Leeds had 1 shot from the 33rd minute to the 70th, which doesn’t feel like great process, especially given how troublesome Calvert-Lewin had been during the first 30, but it took a Tammy Abraham knee off a corner in the 88th minute to make this 1-1.

Villa have had a rocky last six matches, but they are somehow still six points clear of Chelsea, and three of United (who play tonight).

I dodged a Burnley bet this weekend when I clearly should have lumped in on Chelsea being far too chaotic for their own good.

The Portugeuse Petes connection (Joao, Neto) put Chelsea ahead in the fourth minute and this match looked like a foregone conclusion. But that’s not what the Premier League delivers. A red card for Wesley Fofana (Chelsea’s sixth of the season!) in the 72nd and just an absolutely inability to generate and finish frequent high quality chances cost the Blues another three points. It was both similar and very different to the bombardment of Leeds at the end of that match.

There’s talent in this team, but apparently rakes sown over every square inch of the Stamford Bridge pitch.

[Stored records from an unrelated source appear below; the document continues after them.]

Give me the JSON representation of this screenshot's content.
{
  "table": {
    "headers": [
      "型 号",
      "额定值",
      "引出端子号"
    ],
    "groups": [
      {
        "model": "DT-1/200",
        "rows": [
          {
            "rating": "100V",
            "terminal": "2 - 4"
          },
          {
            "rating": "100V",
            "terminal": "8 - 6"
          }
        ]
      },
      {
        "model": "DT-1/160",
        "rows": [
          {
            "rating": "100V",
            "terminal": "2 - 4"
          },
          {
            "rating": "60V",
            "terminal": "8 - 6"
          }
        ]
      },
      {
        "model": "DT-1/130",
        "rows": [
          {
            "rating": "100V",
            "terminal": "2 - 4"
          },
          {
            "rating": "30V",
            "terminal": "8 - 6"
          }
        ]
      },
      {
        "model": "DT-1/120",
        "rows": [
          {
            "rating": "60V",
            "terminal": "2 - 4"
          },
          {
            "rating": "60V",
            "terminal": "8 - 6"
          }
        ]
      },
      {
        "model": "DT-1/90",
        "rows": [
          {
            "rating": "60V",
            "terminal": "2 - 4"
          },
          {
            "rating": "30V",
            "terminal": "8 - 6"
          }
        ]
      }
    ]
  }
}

I did not watch this match, so I was blindsided by the stats when I looked.

19 shots to 10… in favour of Forest?!? And Liverpool with the hilarious deflected winner at the death? That feels like it would only happen if Liverpool scored early and Forest had to chase the whole match.

The good news is that minus the Hudson-Odoi chance to open the match, none of the other Forest chances were greater than 12% to go in. But that is a lot of shots to concede against a relegation candidate for a team that rarely finds defensive solidity.

Liverpool’s commitment to fans and analysts alike this season is to be endlessly weird.

James Milner, whose face has somehow become more square and Lego-like with each passing year, broke Gareth Barry’s all-time appearance record in this match with his 654th PL appearance. Do we care? Eh, not really. Longevity is a thing, but excellence over time is a much bigger thing and PL historians can endlessly debate which one had the more meaningful career.

Brighton’s first goal came from Diego Gomez, who got a rebound off the crossbar after Brentford left Kadioglu both acres and ages to line up a shot from just outside the box. The second was Datboy Danny Welbeck, putting it away near the goal after Nathan Collins made one of the more amateur-looking non-clearances of the year.

Brighton mostly stopped attacking after the second (again NOT RECOMMENDED given the way PL teams can score this season), and Brentford failed to score despite a flurry in the second half.

Wolves are supposed to be DGF but they aren’t playing like it. Expected goals in this match were basically dead even at 1.55 to 1.58, and 14 shots to 12 despite a second yellow Ladislav Krejci at minute 61 (and perhaps more importantly a missed HORRIBLE penalty by Tolu Arokodare in minute 43).

Palace are still a mess, but they are a mess with a small run of form, having only lost one of their last four, admittedly to Burnley. No, I don’t know what any of that means.

You know those times in the past where Sam Allardyce or Alan Pardew teams would be safe from relegation, and then see out the rest of the season in the most drunken fashion possible?

It feels like Sunderland are there.

However, check the underlying stats and this was neck and neck, if a little frantic. It’s only Sunderland’s second loss at home this season while Fulham keep doing their midtable-and-a-bit-boring thing every season.

Normally we make fun of bad teams who put up scoreless draws, but West Ham DOMINATED this match. 2.42 xg to .56 for Bournemouth. I was absolutely on the wrong side of this bet. The Hammers might be legit now — Forest (and Spurs?) should be very worried now.